Weetje: de beroemde haiku dichter Issa is hier geweest tijdens zijn rondzwervingen, net als prentenmaker Katsushika Hokusai.
GESCHIEDENIS
foto: Wikimedia
Kasteel Matsumoto
Smaken verschillen, maar dit is zeker een van de mooiste kastelen van Japan. Het is een typisch voorbeeld van een "vlakte kasteel"; d.w.z. niet gebouwd op een berg, heuvel, of langs rivieren. Oorspronkelijk had het daarom meerdere grachten, met bruggen verbonden eilanden, en brede muren. Hoewel dat allemaal (zoals bij de meeste kastelen) eind 19e eeuw door de staat is afgebroken, stamt de hoofdtoren nog uit de late 16e eeuw. Het is dus een van de twaalf originelen, én lid van een nog kleiner clubje: de vijf "Nationale Schatten". Van het wooncomplex dat hiernaast stond is door brandstichting enkel een schuurtje overeind gebleven, maar de volledige lay-out wordt nog altijd netjes aangegeven op het terrein, incl. bordjes met welke kamer waar lag.
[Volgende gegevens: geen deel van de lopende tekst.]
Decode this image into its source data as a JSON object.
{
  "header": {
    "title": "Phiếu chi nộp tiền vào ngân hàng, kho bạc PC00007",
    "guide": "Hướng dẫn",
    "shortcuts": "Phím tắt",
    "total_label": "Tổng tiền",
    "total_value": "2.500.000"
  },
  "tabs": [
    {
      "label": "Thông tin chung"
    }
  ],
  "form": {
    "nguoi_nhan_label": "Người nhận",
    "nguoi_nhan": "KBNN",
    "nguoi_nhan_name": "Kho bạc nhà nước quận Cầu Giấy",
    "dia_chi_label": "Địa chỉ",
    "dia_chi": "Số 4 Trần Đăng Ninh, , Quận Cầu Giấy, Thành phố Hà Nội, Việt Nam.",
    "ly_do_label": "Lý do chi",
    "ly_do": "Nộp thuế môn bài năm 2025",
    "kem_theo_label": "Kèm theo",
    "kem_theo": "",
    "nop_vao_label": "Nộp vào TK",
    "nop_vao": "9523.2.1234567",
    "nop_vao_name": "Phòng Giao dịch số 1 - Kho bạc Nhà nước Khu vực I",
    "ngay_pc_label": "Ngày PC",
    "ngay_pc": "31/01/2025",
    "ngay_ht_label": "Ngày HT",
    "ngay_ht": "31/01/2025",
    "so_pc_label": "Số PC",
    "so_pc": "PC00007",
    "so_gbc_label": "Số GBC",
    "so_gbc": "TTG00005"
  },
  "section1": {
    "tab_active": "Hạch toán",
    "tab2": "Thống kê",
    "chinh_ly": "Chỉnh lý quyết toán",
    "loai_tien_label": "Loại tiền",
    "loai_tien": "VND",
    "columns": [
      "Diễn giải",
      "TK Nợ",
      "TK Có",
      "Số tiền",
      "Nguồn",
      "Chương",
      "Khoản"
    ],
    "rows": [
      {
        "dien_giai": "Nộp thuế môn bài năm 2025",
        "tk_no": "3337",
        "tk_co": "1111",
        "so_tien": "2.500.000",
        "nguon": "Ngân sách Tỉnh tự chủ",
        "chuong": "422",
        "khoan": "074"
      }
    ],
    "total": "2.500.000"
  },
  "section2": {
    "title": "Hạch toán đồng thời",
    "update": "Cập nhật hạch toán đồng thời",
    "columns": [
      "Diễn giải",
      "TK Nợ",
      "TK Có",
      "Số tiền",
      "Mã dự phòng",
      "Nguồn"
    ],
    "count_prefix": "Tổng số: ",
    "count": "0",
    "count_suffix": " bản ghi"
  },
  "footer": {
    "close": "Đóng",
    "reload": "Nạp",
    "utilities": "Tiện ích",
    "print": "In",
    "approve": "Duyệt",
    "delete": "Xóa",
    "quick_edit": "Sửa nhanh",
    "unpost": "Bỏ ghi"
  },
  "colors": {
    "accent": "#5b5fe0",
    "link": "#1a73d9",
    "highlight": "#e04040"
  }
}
Weetje: de zwarte muren hebben het de bijnaam "Kraaienkasteel" opgeleverd, al is dat een relatief recente aanduiding.
foto: Wikimedia
Kasteel Nagoya
Een enorm terrein met hoofdtoren van gepast formaat. Nagoya was ooit immers de zetel van de meest vooraanstaande tak van de Tokugawa familie - de shoguns van 1603 tot 1868. Bovendien lag deze nieuwe hoofdstad van de provincie Owari op het kruispunt van de belangrijkste handelsroutes uit die tijd. Wie tussen Kyoto en Edo (nu Tokyo) reisde, moest sowieso hierlangs - en geïmponeerd worden. Amerikaanse bombardementen maakte een einde aan dit complex, maar in 1959 stond de nieuwe (betonnen) versie weer op zijn plek. Het duurde echter nog tot 2018 voordat ook het woonpaleis herbouwd was. Dat is een prachtige reconstructie en nog steeds een zeldzaamheid in Japan. Momenteel is men zelfs bezig de hoofdtorens te herbouwen in originele stijl - van hout.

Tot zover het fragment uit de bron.